Desde sus primeros estudios sobre este caso, Cobra había comprendido que las situaciones de Estados Unidos y Europa eran diferentes en un aspecto vital. Los puntos de entrada de la droga en Europa eran numerosos, pero el noventa por ciento del suministro norteamericano llegaba a través de México, un país que no producía ni un solo gramo.

A medida que los tres gigantes de México y varios cárteles menores se peleaban entre ellos, debían competir por cantidades cada vez más pequeñas y hacer continuos ajustes de cuentas provocados por las nuevas matanzas de cada bando; de tal modo que la escasez de mercancía al norte de la frontera se convirtió en sequía. Hasta aquel invierno había sido un alivio para las autoridades norteamericanas que la locura al sur de la frontera se quedase allí. Pero aquel enero la violencia cruzó la frontera.

Para desinformar a las bandas de México, Cobra únicamente había tenido que contar una mentira a la policía mexicana. Ellos se encargarían del resto. Sin embargo, al norte de la frontera no era tan fácil. Pero en Estados Unidos hay otros dos medios para propagar desinformación. Una es la red de millares de emisoras de radio, algunas tan turbias que en realidad sirven al hampa, y otras con locutores jóvenes y tremendamente ambiciosos, desesperados por ser ricos y famosos. Estos últimos tienen muy poco interés por la veracidad, pero sí un insaciable apetito por las exclusivas sensacionalistas.

Otro vehículo es internet y su curioso retoño, el blog. Con el genio informático de Jeremy Bishop, Cobra creó un blog cuya fuente no podía ser rastreada. El autor se presentaba como un veterano de las numerosas bandas a todo lo largo y ancho de Estados Unidos. Proclamaba tener contactos en la mayoría de ellas y fuentes incluso entre las fuerzas de la ley y el orden.

Con la información recogida de la DEA, la CIA, el FBI y otras docenas de agencias que la orden presidencial le había facilitado, el autor podía incluir informaciones verdaderas que bastaban para asombrar a las principales bandas del continente. Algunas de estas perlas eran sobre ellos mismos, pero otras eran sobre sus rivales y sus delitos. Entre el material real incluía las mentiras que provocaron la segunda guerra civil: entre las bandas en las cárceles, las bandas de las calles y las bandas de moteros, ya que entre todos controlaban la cocaína desde Río Grande a Canadá.

Para final de mes, los jóvenes locutores leían el blog cada día; convertían esos artículos en verdades evangélicas y las transmitían de estado en estado.

En una rara muestra de sentido del humor, Paul Devereaux bautizó al autor del blog como Cobra. Comenzó hablando de la mayor y más violenta de las bandas callejeras, los salvadoreños de la MS-13, la Mara Salvatrucha.

Esta gigantesca banda había comenzado como un residuo de la terrible guerra civil en El Salvador. Inmunes a la piedad o al remordimiento, los jóvenes terroristas, que se encontraron sin empleo ni nadie que los necesitase, crearon una banda a la que llamaron la Mara, que era el nombre de una calle en la capital, San Salvador. Cuando sus crímenes aumentaron y su país les quedó pequeño se expandieron a la vecina Honduras, donde reclutaron a más de treinta mil miembros.

Después de que Honduras aprobara unas leyes draconianas y mandara a la cárcel a millares de estos jóvenes, los líderes se marcharon a México, pero se encontraron con que aquel país estaba demasiado ocupado, así que pasaron a Los Ángeles y añadieron Calle 13 a su nombre.
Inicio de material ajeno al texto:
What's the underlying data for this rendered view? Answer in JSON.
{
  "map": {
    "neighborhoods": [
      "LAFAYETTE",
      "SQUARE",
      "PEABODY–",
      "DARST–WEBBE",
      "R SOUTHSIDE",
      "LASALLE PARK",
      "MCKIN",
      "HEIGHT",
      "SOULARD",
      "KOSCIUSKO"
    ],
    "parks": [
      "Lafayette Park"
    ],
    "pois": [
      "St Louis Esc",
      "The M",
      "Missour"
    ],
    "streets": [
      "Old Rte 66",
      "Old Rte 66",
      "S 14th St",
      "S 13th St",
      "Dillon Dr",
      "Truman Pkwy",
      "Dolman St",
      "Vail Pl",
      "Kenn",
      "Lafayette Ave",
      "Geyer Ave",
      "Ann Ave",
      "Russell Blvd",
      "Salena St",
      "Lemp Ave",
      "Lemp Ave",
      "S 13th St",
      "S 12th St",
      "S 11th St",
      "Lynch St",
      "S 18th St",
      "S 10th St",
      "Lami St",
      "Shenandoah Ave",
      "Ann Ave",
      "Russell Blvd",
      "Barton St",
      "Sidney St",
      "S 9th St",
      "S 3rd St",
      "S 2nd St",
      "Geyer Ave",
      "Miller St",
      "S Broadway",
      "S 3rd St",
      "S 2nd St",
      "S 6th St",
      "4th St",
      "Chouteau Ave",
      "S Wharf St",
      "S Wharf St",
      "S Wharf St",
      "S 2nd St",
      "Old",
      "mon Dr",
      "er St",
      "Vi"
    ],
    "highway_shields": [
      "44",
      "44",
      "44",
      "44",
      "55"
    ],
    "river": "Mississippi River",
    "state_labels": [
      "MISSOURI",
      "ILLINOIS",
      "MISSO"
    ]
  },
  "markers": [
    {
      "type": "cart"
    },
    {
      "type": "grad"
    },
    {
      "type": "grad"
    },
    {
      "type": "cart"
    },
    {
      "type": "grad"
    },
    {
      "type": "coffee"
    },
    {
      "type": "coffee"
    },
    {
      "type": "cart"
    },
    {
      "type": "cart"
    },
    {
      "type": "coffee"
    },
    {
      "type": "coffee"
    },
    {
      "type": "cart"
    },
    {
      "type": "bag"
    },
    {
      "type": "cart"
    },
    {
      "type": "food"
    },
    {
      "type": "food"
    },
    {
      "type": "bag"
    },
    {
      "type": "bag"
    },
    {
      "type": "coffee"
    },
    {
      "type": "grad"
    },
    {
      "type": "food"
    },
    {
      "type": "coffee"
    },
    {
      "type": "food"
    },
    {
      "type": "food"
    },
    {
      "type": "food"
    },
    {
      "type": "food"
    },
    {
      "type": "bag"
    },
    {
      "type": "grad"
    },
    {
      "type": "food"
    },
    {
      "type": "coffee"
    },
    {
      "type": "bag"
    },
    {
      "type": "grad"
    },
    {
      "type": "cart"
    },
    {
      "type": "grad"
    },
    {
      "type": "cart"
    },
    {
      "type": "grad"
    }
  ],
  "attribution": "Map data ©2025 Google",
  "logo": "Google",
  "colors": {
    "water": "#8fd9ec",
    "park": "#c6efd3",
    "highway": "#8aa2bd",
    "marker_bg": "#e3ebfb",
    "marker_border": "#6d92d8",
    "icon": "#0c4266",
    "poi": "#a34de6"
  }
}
Cobra los había estudiado a fondo: sus tatuajes, sus prendas azul claro y blanco, como los colores de la bandera salvadoreña, su afición a descuartizar a sus víctimas con machetes. Su reputación era tal que incluso en el gran abanico de bandas norteamericanas no tenían amigos o aliados. Todos les temían y odiaban, así que Cobra comenzó con la MS-13.

Volvió a citar la confiscación de Nogales y les dijo a los salvadoreños que la carga iba destinada a ellos hasta que fue requisada por las autoridades. Luego insertó dos noticias: una era verdad y la otra falsa.

La primera era que a los conductores del camión se les había permitido escapar; la segunda, que la cocaína confiscada había desaparecido entre Nogales y la capital local, Flagstaff, donde sería incinerada. La mentira era que los Latin King la habían «rescatado», y por lo tanto se la habían robado a la MS-13.

Como la MS-13 tenía ramas en un centenar de ciudades en veinte estados era imposible que no se enterasen, aunque la noticia solo se transmitió en Arizona. Al cabo de una semana, la MS-13 había declarado la guerra a la otra gigantesca banda latina de Estados Unidos.

Para principios de febrero las bandas de moteros habían acabado una larga tregua: los Ángeles del Infierno se habían vuelto en contra de los Bandidos y sus aliados los Outlaws.

Una semana más tarde, los derramamientos de sangre y el caos se habían adueñado de Atlanta, el nuevo centro de la cocaína en Estados Unidos. Atlanta está controlada por los mexicanos; los cubanos y los puertorriqueños trabajan a su lado pero a sus órdenes.

Una red de grandes carreteras interestatales llevan desde la frontera entre Norteamérica y México al nordeste hasta Atlanta, y otra red corre hacia el sur hasta Florida, donde el acceso por mar había sido prácticamente anulado por las operaciones de la DEA desde Key West, y al norte hasta Baltimore, Washington, Nueva York y Detroit.

Engañados por la desinformación, los cubanos se volvieron contra los mexicanos, porque estaban convencidos de que les estaban estafando con los cada vez más pequeños envíos que llegaban desde la zona de la frontera.

Los Ángeles del Infierno, tras haber sufrido numerosas bajas a manos de los Bandidos y los Outlaws, pidieron ayuda a sus amigos de la Hermandad Aria e iniciaron una matanza en las cárceles de todo el país donde mandaban los arios. Esto hizo que entrasen las bandas negras Crips y Bloods.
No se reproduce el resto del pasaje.